This repository contains my complete submission for the Hugging Face AI Agent Certification, where I built a fully autonomous AI agent capable of solving real-world reasoning tasks from the GAIA (General AI Assistant) Benchmark.
The Hugging Face AI Agents Course is a free, certified program designed to teach the theory, design, and practical application of AI agents. The course covers:
- Agent Fundamentals: Understanding tools, thoughts, actions, observations, LLMs, messages, special tokens, and chat templates.
- Frameworks for AI Agents: Hands-on experience with popular libraries and frameworks such as
smolagents,LlamaIndex, andLangGraph. - Use Cases: Building real-world applications and contributing to the community.
- Final Project: Developing an AI agent for the GAIA benchmark test and competing on a leaderboard.
The course is structured into units containing written materials, coding notebooks, and interactive quizzes. Completing the full course involves building and evaluating an AI agent using a subset of the GAIA benchmark.
So that's the overall context.
I developed an intelligent agent using:
- 🤖
smolagents - 🔍 Tool-augmented search with DuckDuckGo & Wikipedia
- 🧠 A custom prompt system aligned to GAIA's strict answer format
- 🔄 Task-aware context injection (e.g., file parsing, OCR, YouTube transcription)

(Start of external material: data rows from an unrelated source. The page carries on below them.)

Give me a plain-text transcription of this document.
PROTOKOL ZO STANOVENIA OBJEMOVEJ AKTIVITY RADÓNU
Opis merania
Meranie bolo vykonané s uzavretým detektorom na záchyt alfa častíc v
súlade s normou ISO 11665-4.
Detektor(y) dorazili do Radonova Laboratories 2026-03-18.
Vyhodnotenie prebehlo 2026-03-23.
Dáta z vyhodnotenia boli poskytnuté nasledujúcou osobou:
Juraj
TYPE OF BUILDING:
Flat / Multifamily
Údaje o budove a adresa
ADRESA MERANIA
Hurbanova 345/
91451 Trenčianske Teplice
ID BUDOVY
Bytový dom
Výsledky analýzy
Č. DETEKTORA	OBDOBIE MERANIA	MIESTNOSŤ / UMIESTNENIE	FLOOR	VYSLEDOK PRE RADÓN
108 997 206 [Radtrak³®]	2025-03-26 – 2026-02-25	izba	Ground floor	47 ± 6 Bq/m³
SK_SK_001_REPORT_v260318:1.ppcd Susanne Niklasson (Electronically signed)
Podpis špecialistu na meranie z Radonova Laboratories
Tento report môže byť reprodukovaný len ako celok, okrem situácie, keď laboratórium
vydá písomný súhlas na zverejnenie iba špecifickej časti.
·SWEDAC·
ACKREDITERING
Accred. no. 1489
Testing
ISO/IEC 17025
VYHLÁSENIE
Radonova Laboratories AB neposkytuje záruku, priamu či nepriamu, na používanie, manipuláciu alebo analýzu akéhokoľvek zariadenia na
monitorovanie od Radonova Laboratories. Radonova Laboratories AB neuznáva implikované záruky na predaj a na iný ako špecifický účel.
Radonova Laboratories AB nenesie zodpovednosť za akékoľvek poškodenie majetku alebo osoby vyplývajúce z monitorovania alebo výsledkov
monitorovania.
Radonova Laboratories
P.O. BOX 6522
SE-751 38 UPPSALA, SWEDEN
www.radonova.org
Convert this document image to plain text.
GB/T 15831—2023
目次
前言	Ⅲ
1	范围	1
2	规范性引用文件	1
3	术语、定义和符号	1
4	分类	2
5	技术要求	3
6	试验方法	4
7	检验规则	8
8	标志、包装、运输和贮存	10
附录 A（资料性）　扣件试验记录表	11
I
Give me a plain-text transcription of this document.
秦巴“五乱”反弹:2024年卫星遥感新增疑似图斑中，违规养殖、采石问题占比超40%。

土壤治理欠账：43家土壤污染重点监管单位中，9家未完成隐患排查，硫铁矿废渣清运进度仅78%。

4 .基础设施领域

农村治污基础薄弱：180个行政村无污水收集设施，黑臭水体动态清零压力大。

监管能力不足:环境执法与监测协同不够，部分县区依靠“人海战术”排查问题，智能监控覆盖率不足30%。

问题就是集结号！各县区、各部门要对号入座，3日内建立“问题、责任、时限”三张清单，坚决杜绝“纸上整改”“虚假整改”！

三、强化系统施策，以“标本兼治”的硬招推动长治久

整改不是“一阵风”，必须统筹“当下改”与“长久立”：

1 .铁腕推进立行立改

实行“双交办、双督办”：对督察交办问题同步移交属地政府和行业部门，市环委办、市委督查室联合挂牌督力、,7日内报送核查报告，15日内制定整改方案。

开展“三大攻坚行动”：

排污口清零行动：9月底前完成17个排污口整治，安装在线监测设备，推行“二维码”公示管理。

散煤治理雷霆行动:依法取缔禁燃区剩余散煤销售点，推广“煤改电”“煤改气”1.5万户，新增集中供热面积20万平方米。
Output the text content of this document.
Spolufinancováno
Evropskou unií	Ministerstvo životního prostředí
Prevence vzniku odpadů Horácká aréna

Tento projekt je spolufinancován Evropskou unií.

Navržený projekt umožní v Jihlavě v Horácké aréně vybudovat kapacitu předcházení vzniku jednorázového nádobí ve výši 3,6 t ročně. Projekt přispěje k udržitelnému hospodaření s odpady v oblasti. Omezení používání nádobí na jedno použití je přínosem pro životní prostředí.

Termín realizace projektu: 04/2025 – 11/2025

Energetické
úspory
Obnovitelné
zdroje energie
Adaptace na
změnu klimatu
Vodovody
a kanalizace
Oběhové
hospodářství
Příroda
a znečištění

- 📜 Submission pipeline for automatic evaluation and scoring
Achievement: The agent was evaluated on 20 Level 1 GAIA benchmark tasks and successfully submitted to Hugging Face's scoring API.
The GAIA benchmark is a rigorous test suite designed to assess the general reasoning, retrieval, and tool-use capabilities of AI agents. Tasks require:
- Real-time web search
- Information synthesis
- Working with auxiliary file data (CSV, Excel, MP3, PNG, etc.)
- Interpreting YouTube links, performing OCR, and more
It's used to evaluate general-purpose AI assistants and is modeled as a stepping stone toward AGI-level capabilities.
| Tool | Purpose |
|---|---|
DuckDuckGoSearch |
Web search queries for factual data |
WikipediaSearch |
Specific topic lookups |
Whisper |
Audio + YouTube transcription |
Tesseract OCR |
Extract text from .png images |
pandas |
Preview and parse .csv or .xlsx data |
The agent adheres strictly to GAIA's required output format:
No extra words, units, or explanations — just the direct result, optimized for exact-match evaluation.
I've included screenshots below showing:
- Each GAIA task question
- The agent-generated response
- My final submission and result
- Authenticated via Hugging Face OAuth
- Pulled questions dynamically from HF API
- Automatically attached auxiliary files
- Posted all answers to the
/submitendpoint - Received official score & result breakdown
📈 Final Score: [7/20 correct]
🏅 Certification Status: Passed with ≥ 30% as required
🧾 View: [Certificate Link]
This project pushed me to design a system that combines:
- LLM reasoning
- Real-time retrieval
- Multi-modal input understanding
- Structured output formatting
It simulated real-world agent deployment scenarios and was an excellent hands-on exercise for tool-augmented agents. I would say, more than the satisfaction of obtaining the certification, I'm happy to have learned all these theories and concepts. And to have applied & implemented them!